The US researcher, Caroline Elkins in her ‘Imperial Reckoning; The Untold Story of Britain’s Gulag in Kenya’ illustrates this gory truth rather vividly. She demonstrates that British colonial detour in Kenya was a brutal campaign of ethnic cleansing and genocide. It claimed 300,000 and spirited another 1.5 million natives into barbed-wire villages.
Western media and colonial apologists would like to whitewash these crimes but the truth of unimaginable torture including public whipping, sodomy and castration will never die.
Though the ICC had not been invented back then to address that criminality can people with blood dripping from their hands claim the moral authority to seek justice for post-election victims? Does the leopard, if I may ask, lose its spots?
Before the Mau Mau took on the British, Colonel Richard Henry Meinertzhagen led a campaign that brutally decimated an estimated 1,500 Kenyans confiscating 11,000 heads of livestock. This is the tyrant who tricked and killed the celebrated Nandi leader, Orkoiyot Koitalel arap Samoei. Yet nobody ever took him to court until he died in 1967, a hero and no one ever apologized for his barbarism.
Elsewhere, the French, having occupied Algeria between 1830 and 1962, the victims, totally fed up, demonstrated against their tormentors in 1945 leading to bloody skirmishes.
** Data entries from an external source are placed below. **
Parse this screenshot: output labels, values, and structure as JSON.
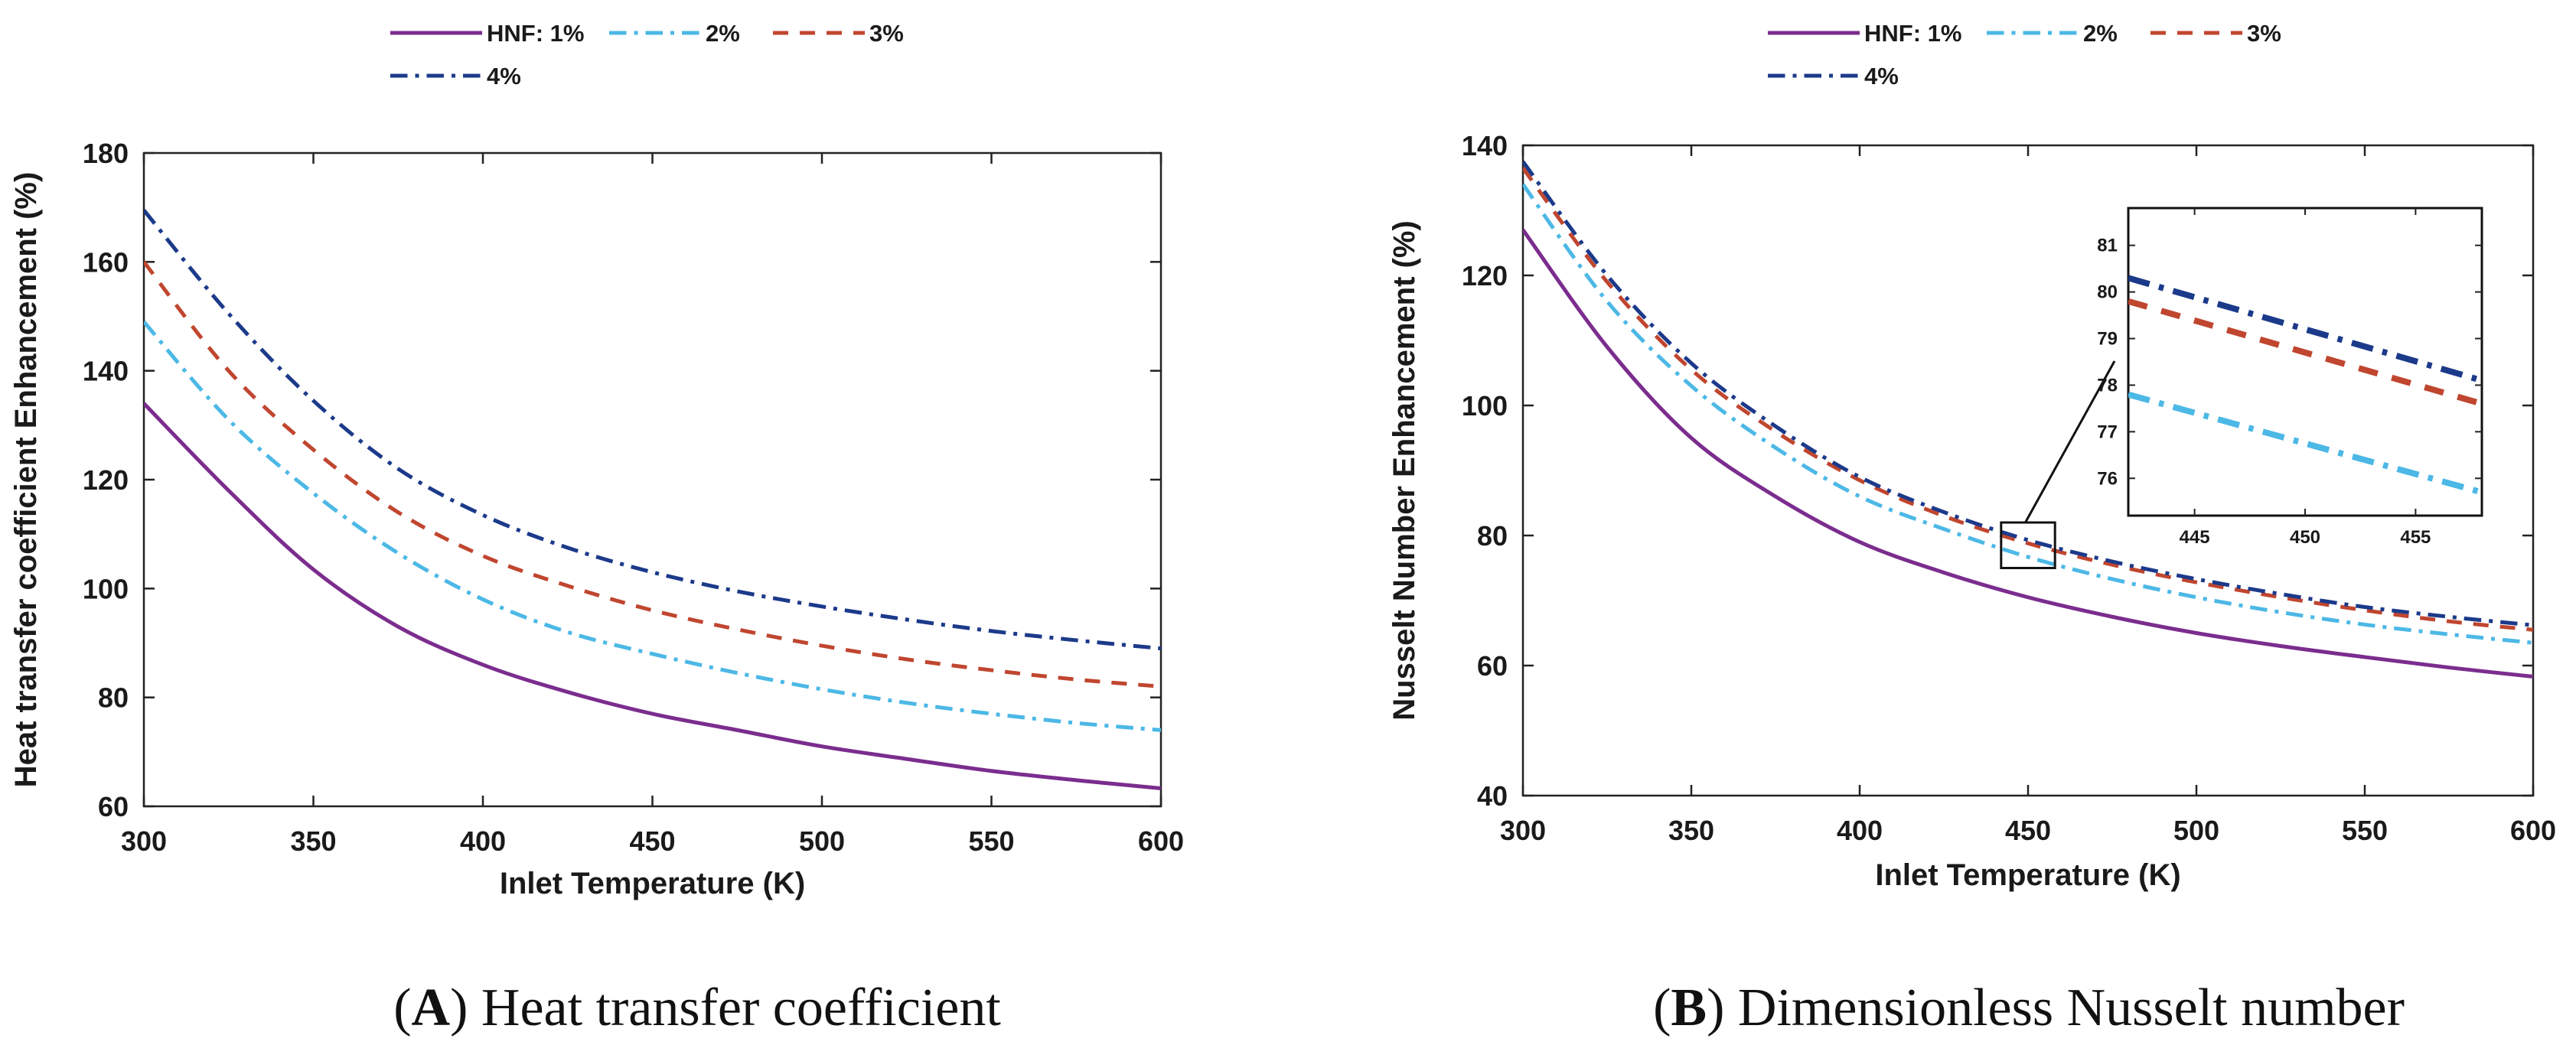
{
  "chart_data": [
    {
      "type": "line",
      "panel": "A",
      "caption_letter": "A",
      "caption_text": "Heat transfer coefficient",
      "xlabel": "Inlet Temperature (K)",
      "ylabel": "Heat transfer coefficient Enhancement (%)",
      "xlim": [
        300,
        600
      ],
      "ylim": [
        60,
        180
      ],
      "xticks": [
        300,
        350,
        400,
        450,
        500,
        550,
        600
      ],
      "yticks": [
        60,
        80,
        100,
        120,
        140,
        160,
        180
      ],
      "legend": {
        "position": "top",
        "entries": [
          "HNF: 1%",
          "2%",
          "3%",
          "4%"
        ]
      },
      "x": [
        300,
        325,
        350,
        375,
        400,
        425,
        450,
        475,
        500,
        525,
        550,
        575,
        600
      ],
      "series": [
        {
          "name": "HNF: 1%",
          "color": "#7b2d8e",
          "dash": "solid",
          "values": [
            134,
            118,
            103.5,
            93,
            86,
            81,
            77,
            74,
            71,
            68.7,
            66.5,
            64.8,
            63.3
          ]
        },
        {
          "name": "2%",
          "color": "#4cb8e6",
          "dash": "dashdot",
          "values": [
            149,
            131,
            117.5,
            106.5,
            98,
            92,
            88,
            84.5,
            81.5,
            79,
            77,
            75.3,
            74
          ]
        },
        {
          "name": "3%",
          "color": "#c0462f",
          "dash": "dash",
          "values": [
            160,
            140,
            125.5,
            114,
            106,
            100.5,
            96,
            92.5,
            89.5,
            87,
            85,
            83.3,
            82
          ]
        },
        {
          "name": "4%",
          "color": "#1c3a8a",
          "dash": "dashdot",
          "values": [
            169.5,
            150.5,
            134.5,
            122,
            113.5,
            107.5,
            103,
            99.5,
            96.7,
            94.3,
            92.2,
            90.5,
            89
          ]
        }
      ]
    },
    {
      "type": "line",
      "panel": "B",
      "caption_letter": "B",
      "caption_text": "Dimensionless Nusselt number",
      "xlabel": "Inlet Temperature (K)",
      "ylabel": "Nusselt Number Enhancement (%)",
      "xlim": [
        300,
        600
      ],
      "ylim": [
        40,
        140
      ],
      "xticks": [
        300,
        350,
        400,
        450,
        500,
        550,
        600
      ],
      "yticks": [
        40,
        60,
        80,
        100,
        120,
        140
      ],
      "legend": {
        "position": "top",
        "entries": [
          "HNF: 1%",
          "2%",
          "3%",
          "4%"
        ]
      },
      "x": [
        300,
        325,
        350,
        375,
        400,
        425,
        450,
        475,
        500,
        525,
        550,
        575,
        600
      ],
      "series": [
        {
          "name": "HNF: 1%",
          "color": "#7b2d8e",
          "dash": "solid",
          "values": [
            127,
            109,
            95,
            86,
            79,
            74.3,
            70.5,
            67.5,
            65,
            63,
            61.3,
            59.7,
            58.3
          ]
        },
        {
          "name": "2%",
          "color": "#4cb8e6",
          "dash": "dashdot",
          "values": [
            134,
            116,
            103,
            93.5,
            86,
            81,
            76.7,
            73.3,
            70.5,
            68.2,
            66.3,
            64.8,
            63.5
          ]
        },
        {
          "name": "3%",
          "color": "#c0462f",
          "dash": "dash",
          "values": [
            136.5,
            119,
            105.5,
            96,
            88.5,
            83,
            78.8,
            75.5,
            72.8,
            70.5,
            68.5,
            66.8,
            65.5
          ]
        },
        {
          "name": "4%",
          "color": "#1c3a8a",
          "dash": "dashdot",
          "values": [
            137.5,
            120,
            106.5,
            96.8,
            89,
            83.6,
            79.3,
            76,
            73.3,
            71,
            69,
            67.5,
            66.2
          ]
        }
      ],
      "inset": {
        "xlim": [
          442,
          458
        ],
        "ylim": [
          75.2,
          81.8
        ],
        "xticks": [
          445,
          450,
          455
        ],
        "yticks": [
          76,
          77,
          78,
          79,
          80,
          81
        ],
        "x": [
          442,
          458
        ],
        "series": [
          {
            "name": "2%",
            "values": [
              77.8,
              75.7
            ]
          },
          {
            "name": "3%",
            "values": [
              79.8,
              77.6
            ]
          },
          {
            "name": "4%",
            "values": [
              80.3,
              78.1
            ]
          }
        ],
        "zoom_box": {
          "x": [
            442,
            458
          ],
          "y": [
            75,
            82
          ]
        }
      }
    }
  ]
}
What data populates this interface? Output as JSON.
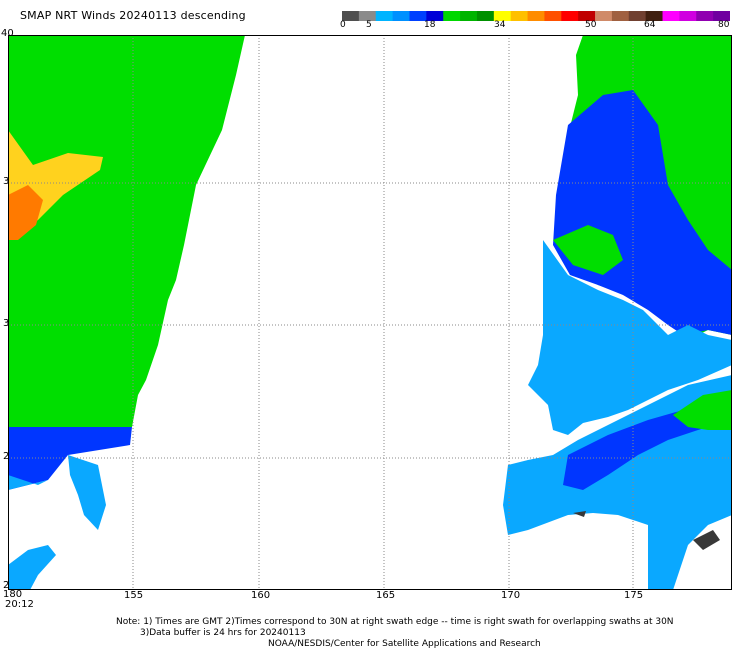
{
  "title": "SMAP NRT Winds  20240113 descending",
  "legend": {
    "ticks": [
      "0",
      "5",
      "18",
      "34",
      "50",
      "64",
      "80"
    ],
    "colors": [
      "#4f4f4f",
      "#8a8a8a",
      "#00b4ff",
      "#0090ff",
      "#0040ff",
      "#0000d8",
      "#00d800",
      "#00b400",
      "#009000",
      "#ffff00",
      "#ffc000",
      "#ff8c00",
      "#ff5000",
      "#ff0000",
      "#c00000",
      "#d08a68",
      "#a06040",
      "#704030",
      "#402010",
      "#ff00ff",
      "#d000e0",
      "#9000b0",
      "#7000a0"
    ]
  },
  "map": {
    "lon_labels": [
      "155",
      "160",
      "165",
      "170",
      "175"
    ],
    "lat_labels": [
      "40",
      "3",
      "3",
      "2",
      "2"
    ],
    "corner_label": "180",
    "time_label": "20:12",
    "colors": {
      "green": "#00de00",
      "blue": "#0033ff",
      "lightblue": "#0aa8ff",
      "yellow": "#ffd21e",
      "orange": "#ff7a00",
      "dark": "#383838"
    }
  },
  "notes": {
    "line1": "Note: 1) Times are GMT  2)Times correspond to 30N at right swath edge -- time is right swath for overlapping swaths at 30N",
    "line2": "3)Data buffer is 24 hrs for 20240113",
    "line3": "NOAA/NESDIS/Center for Satellite Applications and Research"
  }
}
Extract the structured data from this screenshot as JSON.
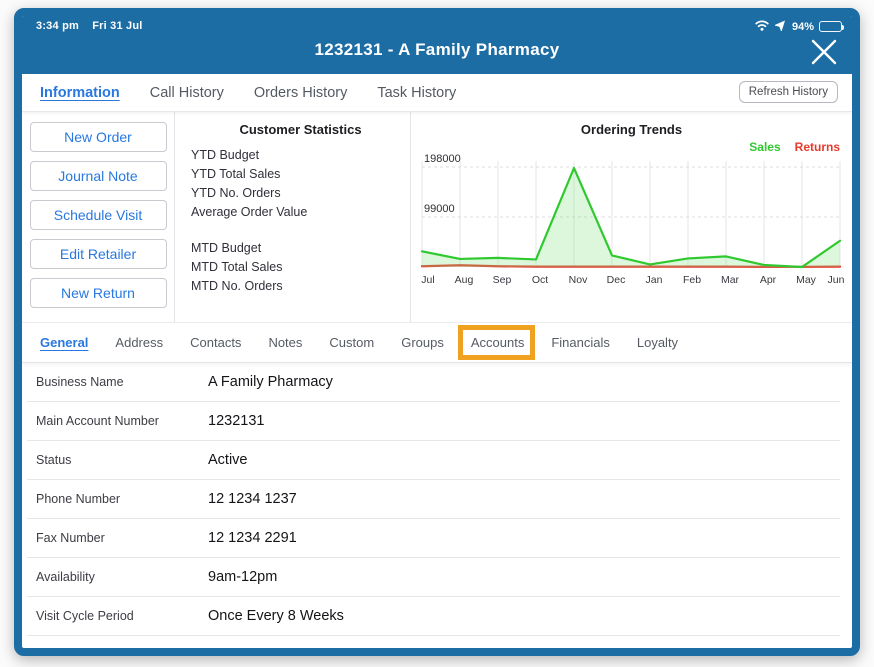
{
  "status_bar": {
    "time": "3:34 pm",
    "date": "Fri 31 Jul",
    "battery_percent": "94%"
  },
  "title_bar": {
    "title": "1232131 - A Family Pharmacy"
  },
  "tabs": {
    "items": [
      {
        "label": "Information",
        "active": true
      },
      {
        "label": "Call History",
        "active": false
      },
      {
        "label": "Orders History",
        "active": false
      },
      {
        "label": "Task History",
        "active": false
      }
    ],
    "refresh_button_label": "Refresh History"
  },
  "actions": {
    "buttons": [
      "New Order",
      "Journal Note",
      "Schedule Visit",
      "Edit Retailer",
      "New Return"
    ]
  },
  "customer_statistics": {
    "title": "Customer Statistics",
    "ytd_labels": [
      "YTD Budget",
      "YTD Total Sales",
      "YTD No. Orders",
      "Average Order Value"
    ],
    "mtd_labels": [
      "MTD Budget",
      "MTD Total Sales",
      "MTD No. Orders"
    ]
  },
  "chart_data": {
    "type": "line",
    "title": "Ordering Trends",
    "categories": [
      "Jul",
      "Aug",
      "Sep",
      "Oct",
      "Nov",
      "Dec",
      "Jan",
      "Feb",
      "Mar",
      "Apr",
      "May",
      "Jun"
    ],
    "series": [
      {
        "name": "Sales",
        "color": "#2fc92f",
        "fill": "rgba(130,225,130,0.28)",
        "values": [
          31000,
          16000,
          18000,
          15000,
          196000,
          23000,
          5000,
          17000,
          21000,
          4000,
          0,
          52000
        ]
      },
      {
        "name": "Returns",
        "color": "#e53b2c",
        "fill": null,
        "values": [
          1500,
          3500,
          1500,
          800,
          800,
          800,
          800,
          800,
          800,
          400,
          400,
          800
        ]
      }
    ],
    "yticks": [
      99000,
      198000
    ],
    "ylim": [
      0,
      215000
    ],
    "grid": true,
    "legend_position": "top-right"
  },
  "sub_tabs": {
    "items": [
      "General",
      "Address",
      "Contacts",
      "Notes",
      "Custom",
      "Groups",
      "Accounts",
      "Financials",
      "Loyalty"
    ],
    "active": "General",
    "highlighted": "Accounts",
    "highlight_color": "#efa11f"
  },
  "details": {
    "rows": [
      {
        "label": "Business Name",
        "value": "A Family Pharmacy"
      },
      {
        "label": "Main Account Number",
        "value": "1232131"
      },
      {
        "label": "Status",
        "value": "Active"
      },
      {
        "label": "Phone Number",
        "value": "12 1234 1237"
      },
      {
        "label": "Fax Number",
        "value": "12 1234 2291"
      },
      {
        "label": "Availability",
        "value": "9am-12pm"
      },
      {
        "label": "Visit Cycle Period",
        "value": "Once Every 8 Weeks"
      }
    ]
  },
  "colors": {
    "header_blue": "#1d6da5",
    "accent_blue": "#2878df",
    "sales_green": "#2fc92f",
    "returns_red": "#e53b2c",
    "highlight_orange": "#efa11f"
  }
}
The French retaliated by killing about 6,000 Algerians thereby radicalised the latter who ended up waging war against the French. In retaliation, France took more than 500,000 soldiers to Algiers and murdered more than 1,000,000 locals between 1954 and 1962. Now you know why sceptics think France is shedding crocodile tears over justice for PEV victims.
Unfortunately these truths will be lost because lackeys sponsored by the West sell their snake oil of warped, hollow in the name of ‘justice’.
Who, if I may ask, was behind slave trade? According to Nathan Nunn in ‘The Legacy of Colonialism: A Model of Africa’s Underdevelopment’ the sale of human beings as slaves culminated in the exportation of 16.8 million Africans across the Atlantic Ocean. Those killed in the process outnumbered the survivors who reached the destinations of torture, toil and turmoil that awaited them.
In fact, the quicksand moral high ground claimed by ICC founders would have been hilarious were it not for the fact that it is as real as our skin colour.
How, possibly, can we forget colonial Uganda’s Master and Servant Ordinance of 1913, which jailed ‘natives’ for up to six months if they left employment before their contract was over. Similarly, in Tanzania, the British had put in place what was called the Whipping Regulations in which those working for the British got 12 strokes for deserting duty.
Today, the international trade dealings under the World Trade Organisation and the dynamics of globalisation operate along the same exploitative tendencies crafted more than 100 years ago.
Can we ever be more naïve than this?